APA/dpa/Stephanie Pilick
Das markante Männchen kennen alle. Die Aussprache der dazugehörenden Marke varriert schon zwischen Österreich und Deutschland.
Wer der hier üblichen Aussprache genauer zuhört, erkennt, dass es in Österreich allgemein keine großen Schwierigkeiten machen dürfte, fremdsprachige Worte zu übernehmen. Wo sich Deutsche bei der Aussprache des Reifenherstellers Michelin an die Schrift halten, wählen die Österreicher großteils die französische Aussprache. Bei Tupperware und Colgate bevorzugt man in Deutschland die deutsche, in Österreich die englische Aussprache.

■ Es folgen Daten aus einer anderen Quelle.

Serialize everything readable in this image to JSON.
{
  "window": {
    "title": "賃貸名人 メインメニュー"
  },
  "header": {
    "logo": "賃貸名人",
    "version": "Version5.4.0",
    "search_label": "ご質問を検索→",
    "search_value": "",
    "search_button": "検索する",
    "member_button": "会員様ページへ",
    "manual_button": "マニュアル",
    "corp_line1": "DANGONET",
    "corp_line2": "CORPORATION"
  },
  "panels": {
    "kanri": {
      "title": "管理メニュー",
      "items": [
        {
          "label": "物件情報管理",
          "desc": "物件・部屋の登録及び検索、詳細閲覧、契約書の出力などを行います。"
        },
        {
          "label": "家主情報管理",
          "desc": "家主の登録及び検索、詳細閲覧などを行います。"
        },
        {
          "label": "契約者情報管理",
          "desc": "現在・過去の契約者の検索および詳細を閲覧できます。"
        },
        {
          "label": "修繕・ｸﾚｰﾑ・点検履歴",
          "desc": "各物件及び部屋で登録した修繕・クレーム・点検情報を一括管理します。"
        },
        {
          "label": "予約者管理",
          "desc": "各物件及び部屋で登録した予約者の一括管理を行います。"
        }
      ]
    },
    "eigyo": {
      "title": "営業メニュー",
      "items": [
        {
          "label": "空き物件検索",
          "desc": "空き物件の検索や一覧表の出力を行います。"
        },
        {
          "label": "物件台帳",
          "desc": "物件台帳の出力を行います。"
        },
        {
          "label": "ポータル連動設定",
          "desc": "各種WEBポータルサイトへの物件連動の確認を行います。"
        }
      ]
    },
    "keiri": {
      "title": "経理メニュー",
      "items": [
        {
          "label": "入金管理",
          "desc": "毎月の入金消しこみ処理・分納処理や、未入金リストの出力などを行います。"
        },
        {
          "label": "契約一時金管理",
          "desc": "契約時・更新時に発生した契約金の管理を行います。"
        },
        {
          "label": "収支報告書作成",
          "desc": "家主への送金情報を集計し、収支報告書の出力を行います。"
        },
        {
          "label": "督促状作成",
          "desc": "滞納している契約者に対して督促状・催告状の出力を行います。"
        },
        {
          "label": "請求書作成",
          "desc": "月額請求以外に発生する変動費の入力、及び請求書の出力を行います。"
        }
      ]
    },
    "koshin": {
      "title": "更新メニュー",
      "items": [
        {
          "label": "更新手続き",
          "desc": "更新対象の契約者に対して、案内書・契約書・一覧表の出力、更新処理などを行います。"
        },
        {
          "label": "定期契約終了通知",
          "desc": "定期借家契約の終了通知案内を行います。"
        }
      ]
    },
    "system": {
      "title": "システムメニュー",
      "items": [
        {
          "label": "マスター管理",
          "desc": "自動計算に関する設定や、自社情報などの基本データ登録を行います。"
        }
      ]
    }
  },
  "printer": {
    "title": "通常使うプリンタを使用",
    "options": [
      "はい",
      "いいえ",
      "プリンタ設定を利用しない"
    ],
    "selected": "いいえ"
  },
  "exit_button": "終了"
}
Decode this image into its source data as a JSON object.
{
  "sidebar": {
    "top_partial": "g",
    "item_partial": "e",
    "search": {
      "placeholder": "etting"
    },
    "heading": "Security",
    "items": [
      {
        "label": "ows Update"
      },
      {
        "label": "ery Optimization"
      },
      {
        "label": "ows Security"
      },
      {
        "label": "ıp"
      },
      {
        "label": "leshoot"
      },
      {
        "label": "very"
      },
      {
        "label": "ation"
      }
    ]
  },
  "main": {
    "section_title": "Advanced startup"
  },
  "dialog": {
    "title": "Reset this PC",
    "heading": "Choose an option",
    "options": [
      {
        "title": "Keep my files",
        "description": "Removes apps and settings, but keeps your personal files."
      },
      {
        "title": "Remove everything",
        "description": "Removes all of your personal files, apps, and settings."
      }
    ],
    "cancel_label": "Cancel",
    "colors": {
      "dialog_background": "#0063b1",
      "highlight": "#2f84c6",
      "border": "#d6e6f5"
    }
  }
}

Die Sprachregister in Österreich
Eine Erklärung für die sprachliche Anpassung der Österreicher findet Medienpsychologe Josef Sawetz in der Geschichte. Unterschiedliche Nationen hätten in dem Land zusammengelebt und ihre kulturellen Fußabdrücke hinterlassen. Auf diese Weise sei ein kleinteiliges Bild aus Kultur und Sprache entstanden.

Reuters/Mario Anzuoni
Nicht immer können Firmen das Publikum für englische Markennamen begeistern
„Die Österreicher haben durch ihre Geschichte und durch ihre geografische Position die höhere Bereitschaft, Dinge von außen zu integrieren: Sprache, Kulinarik oder Lebensstil“, erläutert er gegenüber ORF.at. „Deutschland hat durch die andere Geschichte, geografische Position und durch die größere Fläche eine größere Binnenstruktur, eine größere Homogenität und weniger Berührungspunkte nach draußen. Das äußert sich besonders auf dem Sektor der Aussprache von Markennamen. Das äußert sich nicht in der Übernahme und Aussprache von englischen Slogans.“
Slogans: Englisch als Tor zur Welt
Ob man englischsprachige Slogans verwende oder nicht, hänge schlicht mit der Zielgruppe zusammen. Bei den Werbeclaims, also den Slogans von Marken, wählen Werber auf dem österreichischen und dem deutschen Markt oft die englische Sprache. „Globalität wird durch Sprache verkauft“, sagt Fabian Bartsch vom Institut für Internationales Marketing an der Universität Wien. Bartsch erforscht die Sprache der Werbung.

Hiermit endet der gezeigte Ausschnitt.